Dual targeting and retrograde translocation: regulators of plant nuclear gene expression can be sequestered by plastids

Abstract

Changes in the developmental or metabolic state of plastids can trigger profound changes in the transcript profiles of nuclear genes. Many nuclear transcription factors were shown to be controlled by signals generated in the organelles. In addition to the many different compounds for which an involvement in retrograde signaling is discussed, accumulating evidence suggests a role for proteins in plastid-to-nucleus communication. These proteins might be sequestered in the plastids before they act as transcriptional regulators in the nucleus.
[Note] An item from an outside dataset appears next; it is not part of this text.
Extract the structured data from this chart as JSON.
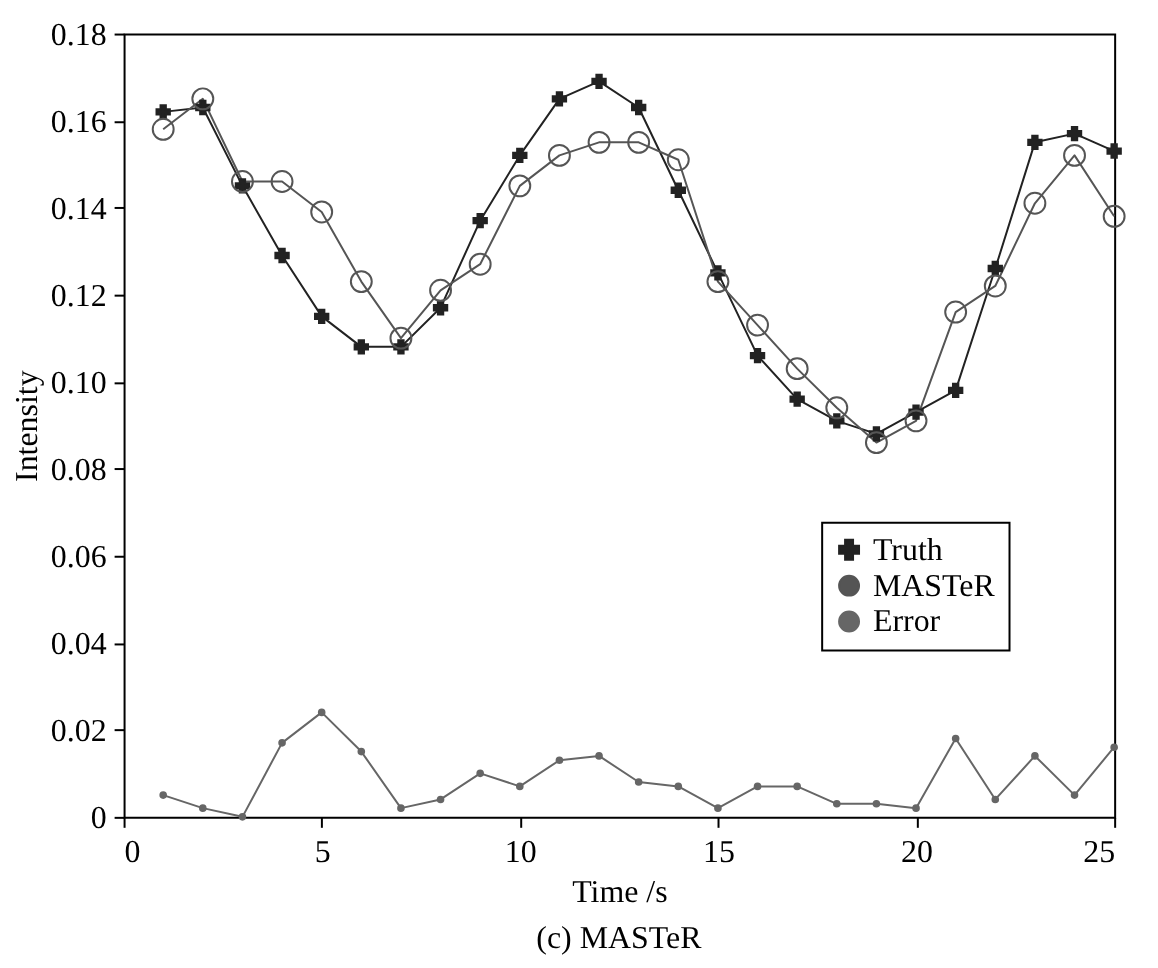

Indeed, several proteins exhibiting a dual localization in the plastids and the nucleus are promising candidates for such a direct signal transduction involving regulatory protein storage in the plastids. Among such proteins, the nuclear transcription factor WHIRLY1 stands out as being the only protein for which an export from plastids and translocation to the nucleus has been experimentally demonstrated. Other proteins, however, strongly support the notion that this pathway might be more common than currently believed.
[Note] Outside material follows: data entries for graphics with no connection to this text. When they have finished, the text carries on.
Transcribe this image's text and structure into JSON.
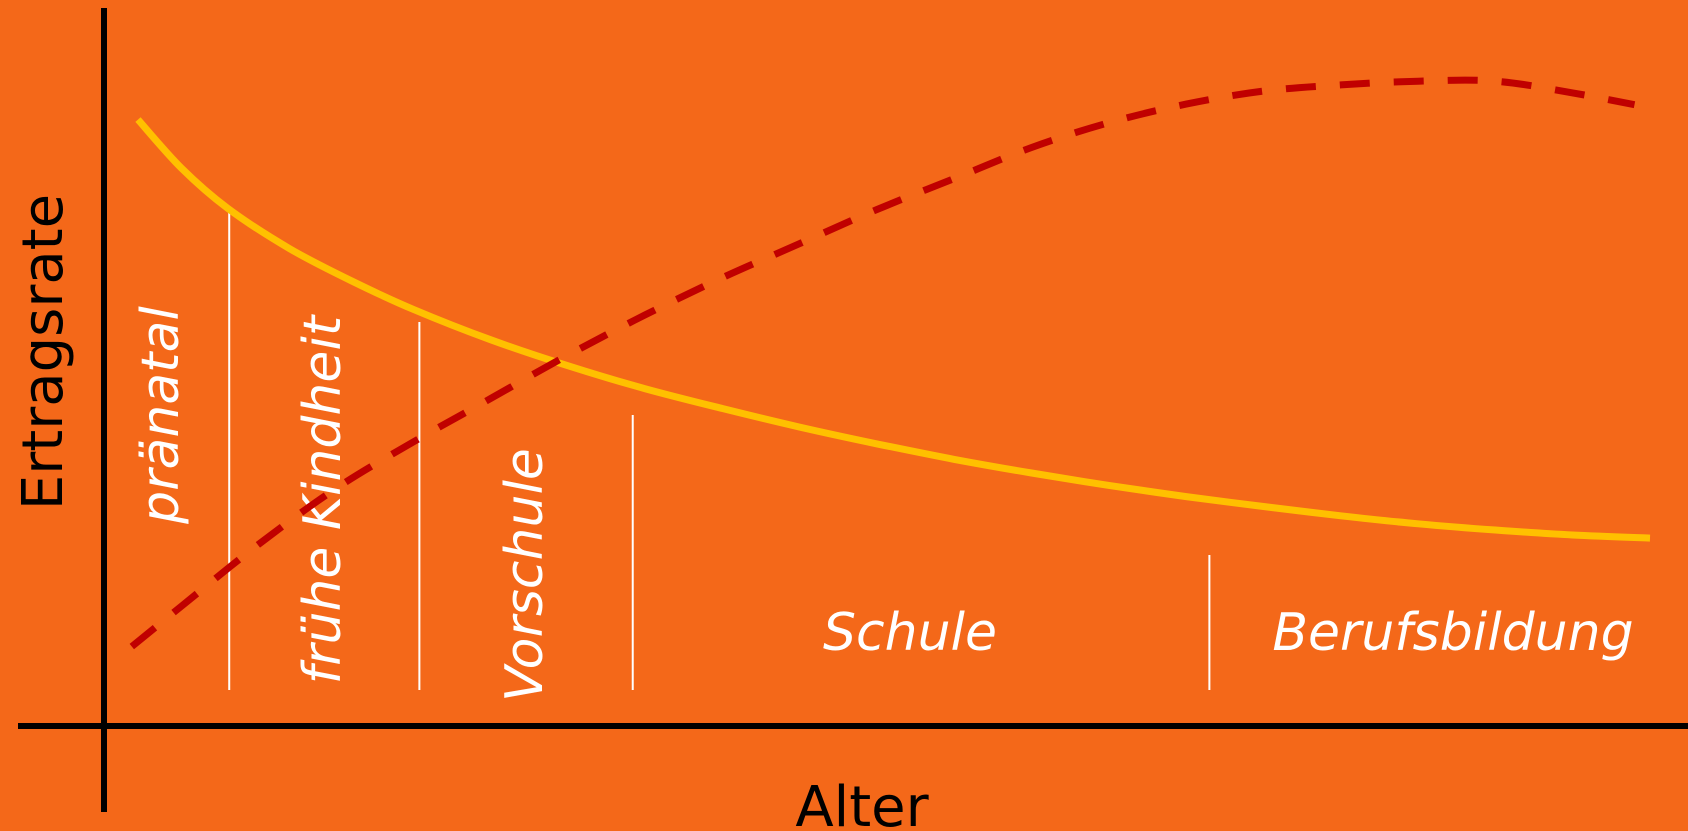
{
  "chart_data": {
    "type": "line",
    "xlabel": "Alter",
    "ylabel": "Ertragsrate",
    "xlim": [
      0,
      100
    ],
    "ylim": [
      0,
      100
    ],
    "grid": false,
    "phases": [
      {
        "label": "pränatal",
        "start": 0,
        "end": 8.1
      },
      {
        "label": "frühe Kindheit",
        "start": 8.1,
        "end": 20.4
      },
      {
        "label": "Vorschule",
        "start": 20.4,
        "end": 34.2
      },
      {
        "label": "Schule",
        "start": 34.2,
        "end": 71.5
      },
      {
        "label": "Berufsbildung",
        "start": 71.5,
        "end": 100
      }
    ],
    "series": [
      {
        "style": "solid",
        "color": "#ffc000",
        "x": [
          2.2,
          5,
          8,
          12,
          16,
          20,
          25,
          30,
          35,
          40,
          45,
          50,
          55,
          60,
          65,
          70,
          75,
          80,
          85,
          90,
          95,
          100
        ],
        "y": [
          92,
          84.2,
          77.7,
          71.2,
          66,
          61.4,
          56.5,
          52.3,
          48.6,
          45.4,
          42.4,
          39.7,
          37.2,
          35,
          33,
          31.2,
          29.6,
          28.1,
          26.8,
          25.8,
          25,
          24.5
        ]
      },
      {
        "style": "dashed",
        "color": "#c00000",
        "x": [
          1.8,
          5,
          10,
          15,
          20,
          25,
          30,
          35,
          40,
          45,
          50,
          55,
          60,
          65,
          70,
          75,
          80,
          85,
          90,
          95,
          99
        ],
        "y": [
          7,
          13.5,
          23.5,
          32.5,
          40,
          47,
          54,
          60.5,
          66.5,
          72,
          77.5,
          82.5,
          87.5,
          91.5,
          94.5,
          96.6,
          97.6,
          98.2,
          98.2,
          96.3,
          94.4
        ]
      }
    ]
  }
}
Keywords: WHIRLY1; chloroplasts; protein targeting; retrograde signals.

Figure 1

Chloroplasts are involved in the perception of intrinsic triggers controlling plant development and external cues and stresses from the abiotic and the biotic environment. A novel signaling pathway involving chloroplast located proteins that might be translocated to the nucleus in response to the diverse stimuli perceived by chloroplasts (see text) is depicted here. Whirly1 is the only protein for which a bona fide export has been shown to date (arrow with continuous line). This protein is involved in pathogen responses [35,52], but might also play a role in other situations. The NRIP1 protein appears to be released from plastids in response to infection to tobacco with the tobacco mosaic virus [45] but direct evidence for an export is yet missing (arrow with large dotted line). The transcription factor NAC102 is an intriguing candidate for the perception of oxidative stress in chloroplasts [47], but the possibility of its release remains to be investigated (arrow with small dotted line).

Figure 2

Selected mechanisms of protein translocation from chloroplasts to the nucleus. (A) Putative ER mediated transfer of plastid proteins to the nucleus. A periplasmic space formed by ER cisternae and intermembrane space of plastids has been observed under certain conditions (see text). Proteins from the stroma of plastids would need to transverse a single membrane to become included in this space, which is continuous with the envelope of nuclei. To enter the nucleus, proteins would need to cross the inner membrane of the nuclear envelope; (B) Hypothetical release of proteins directly into the cytoplasm. Transient pores might be formed by activity of proteins such as TGD2 being involved in lipid exchange between ER and plastids [90]. Small disruptions in the membrane leading to a leakiness of chloroplasts might occur upon stress. Black dots, released plastidic proteins; red ellipse, protein complex which mediates membrane permeability; NE, nuclear envelope; ER, endoplasmic reticulum; IM, inner membrane; OM, outer membrane.